Twice recently the Supreme Court has chastised the U.S. Department of Justice for stretching criminal laws beyond their rational application in order to secure a conviction. Beyond their consequences for individual defendants, these decisions sent a welcome message to prosecutors that they must not uproot a statute from its clear context in order to get their man (or woman).
Sometimes, however, prosecutors are aided in their overreach by laws that are so vaguely written that it’s not clear exactly what conduct is being targeted. On Monday, the Supreme Court heard a challenge to one such law, which allowed the government to define illegal possession of a gun as a “violent felony” justifying an extended prison term.

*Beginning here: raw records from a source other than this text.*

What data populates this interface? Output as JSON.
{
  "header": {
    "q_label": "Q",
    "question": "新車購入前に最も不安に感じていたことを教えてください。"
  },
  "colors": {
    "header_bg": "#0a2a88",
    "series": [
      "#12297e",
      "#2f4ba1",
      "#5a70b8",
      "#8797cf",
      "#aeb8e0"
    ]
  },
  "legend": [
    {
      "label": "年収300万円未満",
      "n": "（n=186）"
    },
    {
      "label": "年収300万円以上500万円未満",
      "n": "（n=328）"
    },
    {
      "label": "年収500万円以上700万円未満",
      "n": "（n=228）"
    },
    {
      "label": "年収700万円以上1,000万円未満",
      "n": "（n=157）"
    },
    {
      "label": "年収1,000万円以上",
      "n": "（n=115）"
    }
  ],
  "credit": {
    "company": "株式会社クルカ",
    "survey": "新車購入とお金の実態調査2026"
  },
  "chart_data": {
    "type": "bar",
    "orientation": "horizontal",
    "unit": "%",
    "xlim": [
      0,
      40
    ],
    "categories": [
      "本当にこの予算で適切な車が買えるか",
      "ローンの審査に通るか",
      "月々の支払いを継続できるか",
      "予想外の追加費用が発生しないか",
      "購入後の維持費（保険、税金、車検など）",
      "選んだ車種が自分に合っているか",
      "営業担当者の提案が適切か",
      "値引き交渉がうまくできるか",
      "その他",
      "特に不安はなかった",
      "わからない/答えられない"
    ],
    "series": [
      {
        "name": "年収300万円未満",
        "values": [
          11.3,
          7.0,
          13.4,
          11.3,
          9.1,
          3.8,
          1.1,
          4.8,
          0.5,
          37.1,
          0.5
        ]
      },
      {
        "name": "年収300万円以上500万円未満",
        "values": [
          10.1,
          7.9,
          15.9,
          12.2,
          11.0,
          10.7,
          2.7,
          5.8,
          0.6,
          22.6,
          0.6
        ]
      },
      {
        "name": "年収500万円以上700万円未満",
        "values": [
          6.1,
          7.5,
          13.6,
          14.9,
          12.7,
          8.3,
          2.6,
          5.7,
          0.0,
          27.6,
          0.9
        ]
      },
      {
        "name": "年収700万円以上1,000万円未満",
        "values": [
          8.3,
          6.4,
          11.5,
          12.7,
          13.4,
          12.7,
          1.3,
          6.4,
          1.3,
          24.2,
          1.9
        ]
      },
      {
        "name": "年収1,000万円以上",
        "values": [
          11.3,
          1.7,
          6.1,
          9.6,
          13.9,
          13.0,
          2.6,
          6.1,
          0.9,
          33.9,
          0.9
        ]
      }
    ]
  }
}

The exceedingly unattractive defendant in this case, Samuel Johnson, is a white supremacist from Minnesota who pleaded guilty in 2012 to being a felon in possession of a firearm. Under the Armed Career Criminal Act, he was sentenced to a 15-year prison term because he had three prior “violent felonies” on his record. Johnson conceded that two of his previous convictions, for robbery and attempted robbery, were violent felonies. But he disputed the government’s decision to classify a third conviction, for possessing a short-barreled shotgun, as a “violent felony.”
The notion that the mere possession of an illegal firearm is a violent act defies the dictionary and common understanding, and Johnson initially argued — plausibly — that it was not. But Monday’s arguments focused on a broader issue: whether the violent felony provision in the Armed Career Criminal Act was unconstitutionally vague. The answer is clearly yes.
The law provides a list of crimes that qualify as violent felonies: burglary, arson, extortion or the use of explosives. So far so good. But it also contains a general definition of “conduct that presents a serious potential risk of physical injury to another.” The question of which crimes are covered by this amorphous provision — drunk driving? fleeing from police? — has long bedeviled the Supreme Court and lower courts, and will continue to do so unless the provision is declared unconstitutional. Meanwhile, as Chief Justice John G. Roberts Jr. noted, the vagueness of the law makes it hard for defense lawyers to advise their clients about whether they should enter a plea bargain.
As Johnson’s lawyer told the court, the law’s vagueness “is proven by this court’s inability after repeated efforts to discern a meaningful and replicable interpretive framework that will guide lower courts.” It’s time for the court to send Congress back to the drawing board.